I sip my coffee. “You held him in your arms after he was eaten by bears?”

The student nods emphatically. “Yes. It was gross. That’s why I need an extension. I’m traumatized.”

In spite of my better judgement, I am moved. I hold up the first of three fingers. “Okay, yes, that’s pretty traumatic.”

The student nods even harder.

I lift another. “Second, ew.”

The student is forlorn. “You have no idea.”

“The smell?”

“The smell.”

We bond.

I hold up my third finger. “Finally, go wash your hands.”

“Mr OTS, about the extension-”

“No, no. Wash hands first. Use soap.”

“Mr OTS-” The student looks worried now. I think the conversation has gotten away from them.

“Safety first!” I declare. “Hands. Go wash. At least thirty seconds.” And I put my coffee down long enough to snap twice.

They run off, but when they return, another tragedy has struck. I’m gone. My office is dark. They get no extension, and they are doomed.

But at least they’re cleaner.

Sleep

I’m sure you’ve heard that inoffensive bit of advice that you shouldn’t do waking things in bed. No reading, no playing on phones, no talking. When you wake up in the morning, get out of bed immediately.
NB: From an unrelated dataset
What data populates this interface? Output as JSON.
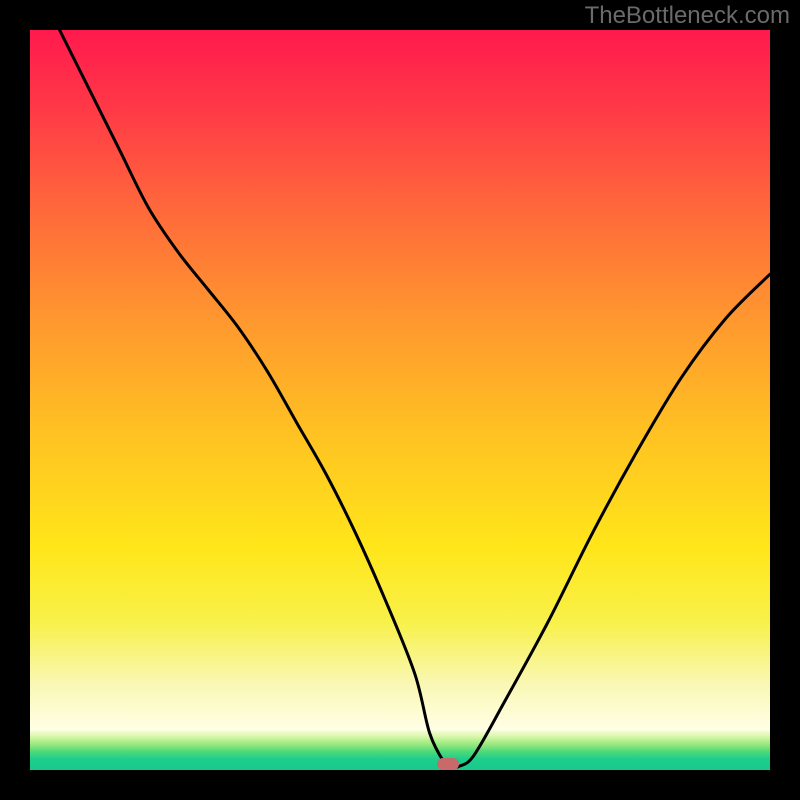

The idea is that your habits can train you not to sleep when you go to bed, as bed is now a wakeful place.

If that’s so, if those habits do train you to wake up, why am I exhausted when I’m at my computer, in my kitchen, or at work? Aren’t those places that would train me to wake up even more? Why do I lay down and feel wide awake within moments if the same habits do the exact opposite elsewhere?

I call shenanigans.

Flat Earth

I tried to write a physically correct flat-Earth story. So the fantasy world is flat, and people interact upon it like they would on a flat Earth.

I ignored some things that just didn’t work or handwaved them away like gravity. It’s a magical world, so the gods made down point down.

The problem is, some things are so alien to the real world, I keep slipping. Things like seeing long distances. From a mountain, the characters can see all other mountains at least sometimes, and dawn moves all weird.

To simplify things, I tried a geocentric world, and now it takes me fifteen minutes to figure out how the phases of the Moon work.

Fantasy

I love romanticizing the past as much as the next person, probably more, but Saruman just gave his speech about machines of war.

No one gave a speech about drinking tainted water and dying of dysentery.

Deadlines

The upside to deadlines is they force you to actually stop rewriting and overthinking and get something done. All of the spare mental compute cycles that normally get devoted to contemplating useless things, how exactly I describe a room, get absorbed into ‘Oh, Crap! I need to get this done!’ Since very few people properly understand the raw brilliance of my room descriptions, this is probably for the best.

The downside is that the upside is no guarantee of quality. Sometimes I slap out crap because it’s something.